I went back through and read some of the blog entries in September and August 2010 on my Travels and Rambles blog. (www.krumlovgirl.blogspot.com) I figured after tackling the Facebook timeline I’d give it a shot.
Of course, in doing so, I re-read some of the negative comments that came from Pete’s friends a couple of weeks after Toby’s funeral. They made me mad all over again but, oh well. The one that stuck with me, though, was one that a reader named Jodie left. She has checked out my blog from time to time and left the occasional comment although we have ever met. In one of the entries, though, she asked me not to focus on the negative, not to write anything else about the bad stuff that was going on, not to name drop, and to let go. (To be fair, she also lost a baby to SIDS.)
So, I’ve been thinking about that. She said that in time I would regret doing it.
Yes and no. I don’t regret doing it, but I do regret not being more eloquent about it.
When someone loses a child you tend to hear about the positive ways that people around them act. You hear about friends coming over for vigils, people taking off work and helping out, and places of employment being understanding. You very, very rarely hear about the negative side.
Although people DID do those things in the beginning (and I wrote about them, too) the amount of negativity we got was unfathomable. From the very first day when I was asked to lie about Toby’s death and say it didn’t happen to a year later when hateful text messages continued, even when nothing was being written back I return, there was just so much negativity that it boggled the mind.
I wrote about these things and I am glad that I did. Although most people who keep SIDS blogs or grief blogs seem to have a ton of support, it just wasn’t there for us after the initial shock. I thought that there was something wrong with us. By reading other people’s accounts of their experiences I thought that we must be really terrible people that couldn’t inspire any kind of kindness.
After keeping the blog for awhile, though, I found that I wasn’t the only one. Emails started coming to me and little by little I made connections with other women who had lost babies and were also getting the negativity. In one instance, the woman actually changed her name because her in-laws were sending her death threats. She said that finding my blog had been a godsend because it let her know that she wasn’t alone.
I didn’t provoke any of the negative crap that got slung our way, but I did react to it. And in some cases I reacted publicly. (Especially when it was given to me publicly.) Actually, I only reacted to about half of it, although that might be hard to believe. Pete supported me very early on in doing this, however. When people he knew told him to tell me to stop (as though he had control over me) he told them that if it helped me then he supported me.
So I’m not sorry that I did it. The relationships that were damaged were already damaged before I said anything. They were damaged as soon as the people on the other side called us names, antagonized us, and attacked us. The cuts were made well before I fired back and they were untreatable. Whatever I said back in return might have made the situation worse but once the attacks had been made in the first place, there was never any going back. I mean, once someone tells you that you’ve murdered your child or that you’re messed up or that they hope you miscarry is it really the thing that you say back that ruins the relationship?

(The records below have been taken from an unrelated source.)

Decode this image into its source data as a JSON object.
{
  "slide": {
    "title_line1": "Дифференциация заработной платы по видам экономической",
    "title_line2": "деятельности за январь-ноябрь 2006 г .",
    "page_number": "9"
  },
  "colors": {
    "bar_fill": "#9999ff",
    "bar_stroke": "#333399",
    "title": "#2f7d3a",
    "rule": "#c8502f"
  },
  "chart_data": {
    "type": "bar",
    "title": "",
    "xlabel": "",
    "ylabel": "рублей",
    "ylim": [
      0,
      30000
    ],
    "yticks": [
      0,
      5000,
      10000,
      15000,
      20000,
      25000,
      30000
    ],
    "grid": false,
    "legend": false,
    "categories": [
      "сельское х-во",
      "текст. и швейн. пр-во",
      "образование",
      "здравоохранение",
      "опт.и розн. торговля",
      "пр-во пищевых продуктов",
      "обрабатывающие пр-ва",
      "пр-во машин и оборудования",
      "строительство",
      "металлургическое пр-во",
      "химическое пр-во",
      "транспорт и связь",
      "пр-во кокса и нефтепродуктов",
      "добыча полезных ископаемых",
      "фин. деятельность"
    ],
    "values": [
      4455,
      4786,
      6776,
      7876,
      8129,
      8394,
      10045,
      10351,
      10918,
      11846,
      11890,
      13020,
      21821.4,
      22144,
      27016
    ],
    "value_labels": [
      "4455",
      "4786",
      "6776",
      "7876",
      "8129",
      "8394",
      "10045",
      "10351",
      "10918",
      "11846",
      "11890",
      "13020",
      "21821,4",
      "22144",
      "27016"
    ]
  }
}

All my life I was taught to kind of sit back and take it. If someone is cruel to you then you complain to other people, but you keep them in your life and you don’t address it. If your boss treats you unfairly then you don’t leave, you stay until they make you leave for another reason. In middle school, I was bullied so badly that the principal actually called my mom and told her that he had been made aware of a group of boys that were going to try to rape me on my walk home from school. I never stood up for any of that. Maxi pads were stuck on my locker with fake blood, my new coat was cut up the back, deodorant was smeared all over my clothes while I was in gym class…
By the time Toby died, I was sick of it. I just wish I had been more eloquent in my speech.
I have since come across other blogs by fellow parents who are also having difficult times with people and not getting the support that you might expect from the loss of a child. If I had found those earlier (I couldn’t because, for the most part, the child had not passed away yet) I would have felt so much better knowing that I wasn’t alone.
No, in most instances I did not take the high road. I did fight back. And I’m not ashamed of anything that I have written since or anything I said. I leave it all up, the good and the ugly. It helped me. And maybe it’s helped someone else who’s out there alone, and feeling attacked, and trying to deal with the stupidity of those around them even more than they’re trying to deal with the loss of their child.